In 2013, Roger placed 3rd on the Thinkers50 list, a biannual ranking of the most influential global business thinkers, moving up from 6th in 2011 and 32nd in 2009. In 2010, he was named one of the 27 most influential designers in the world by Business Week. In 2007 he was named a Business Week ‘B-School All-Star’ for being one of the 10 most influential business professors in the world. Business Week also named him one of seven ‘Innovation Gurus’ in 2005.

He serves on a number of public service boards: Skoll Foundation, Canadian Credit Management Foundation, Tennis Canada (past chair), and Bridgespan Group (academic advisory board chair).

A Canadian from Wallenstein, Ontario, Roger received his AB from Harvard College, with a concentration in Economics, in 1979 and his MBA from the Harvard Business School in 1981.

The Infrastructure of Democratic Capitalism project, an initiative of the Martin Prosperity Institute under the direction of Roger Martin, is an inquiry into the infrastructure that lies beneath Democratic Capitalism. Infrastructure comes in many forms, but the ones of principal interest to us are physical, transactional, and knowledge infrastructure. Most familiar is physical infrastructure: the shared, built resources that meaningfully enable and advance our standard of living. More abstract is transactional infrastructure: the set of rules, decision-making institutions and mechanisms that allow a society to exchange goods and services. Lastly, is knowledge infrastructure: the set of systems and institutions, like education, media, and the Internet, that enable the reliable transfer of information from person to person, group to group.

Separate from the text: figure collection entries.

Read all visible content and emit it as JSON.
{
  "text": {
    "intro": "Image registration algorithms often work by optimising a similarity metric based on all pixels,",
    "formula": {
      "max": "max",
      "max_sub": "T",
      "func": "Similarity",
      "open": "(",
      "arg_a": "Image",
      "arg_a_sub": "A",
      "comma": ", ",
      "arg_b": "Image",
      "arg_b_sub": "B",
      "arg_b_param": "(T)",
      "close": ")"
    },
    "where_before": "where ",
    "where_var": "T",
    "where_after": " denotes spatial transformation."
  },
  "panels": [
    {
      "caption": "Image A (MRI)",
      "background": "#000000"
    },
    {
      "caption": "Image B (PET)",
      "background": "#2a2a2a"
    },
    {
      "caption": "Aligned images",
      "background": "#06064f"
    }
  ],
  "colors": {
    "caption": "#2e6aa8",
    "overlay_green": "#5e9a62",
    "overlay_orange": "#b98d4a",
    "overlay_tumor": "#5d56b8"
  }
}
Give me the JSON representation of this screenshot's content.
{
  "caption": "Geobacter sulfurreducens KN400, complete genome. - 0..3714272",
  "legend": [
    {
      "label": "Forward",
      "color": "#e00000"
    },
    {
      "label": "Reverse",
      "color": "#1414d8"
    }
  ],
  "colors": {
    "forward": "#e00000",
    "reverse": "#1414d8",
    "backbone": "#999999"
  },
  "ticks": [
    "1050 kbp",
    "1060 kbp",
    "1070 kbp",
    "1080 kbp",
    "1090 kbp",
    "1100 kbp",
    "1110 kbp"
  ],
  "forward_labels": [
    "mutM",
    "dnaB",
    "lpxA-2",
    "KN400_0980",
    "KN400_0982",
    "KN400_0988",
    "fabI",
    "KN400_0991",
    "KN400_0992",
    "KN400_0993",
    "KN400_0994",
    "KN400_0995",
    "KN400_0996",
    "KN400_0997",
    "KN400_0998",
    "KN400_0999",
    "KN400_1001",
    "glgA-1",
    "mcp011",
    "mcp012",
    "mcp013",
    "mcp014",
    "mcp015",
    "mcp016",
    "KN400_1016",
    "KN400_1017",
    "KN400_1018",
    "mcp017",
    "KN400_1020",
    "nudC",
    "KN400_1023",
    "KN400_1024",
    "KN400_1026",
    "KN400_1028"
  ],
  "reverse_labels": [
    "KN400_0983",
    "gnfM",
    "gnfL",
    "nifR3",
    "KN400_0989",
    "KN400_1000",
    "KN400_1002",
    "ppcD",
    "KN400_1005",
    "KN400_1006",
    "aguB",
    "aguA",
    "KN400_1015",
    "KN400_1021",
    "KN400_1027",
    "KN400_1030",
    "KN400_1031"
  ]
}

It is our hypothesis that Democratic Capitalism faces a little understood threat from within – that the infrastructure that is vital to its robust existence is fraying, as a result of abuse and neglect. Infrastructure is not eternal; it decays and breaks down. Without the mindful redesign of the very infrastructure that supports Democratic Capitalism, the system will deteriorate and prosperity will decline.

To bolster the infrastructure that supports Democratic Capitalism, we must first understand the nature of that infrastructure, the challenges facing it and some potential remedies. It is through exploring the issues related to various forms of infrastructure that we hope to better understand and examine implications for Democratic Capitalism.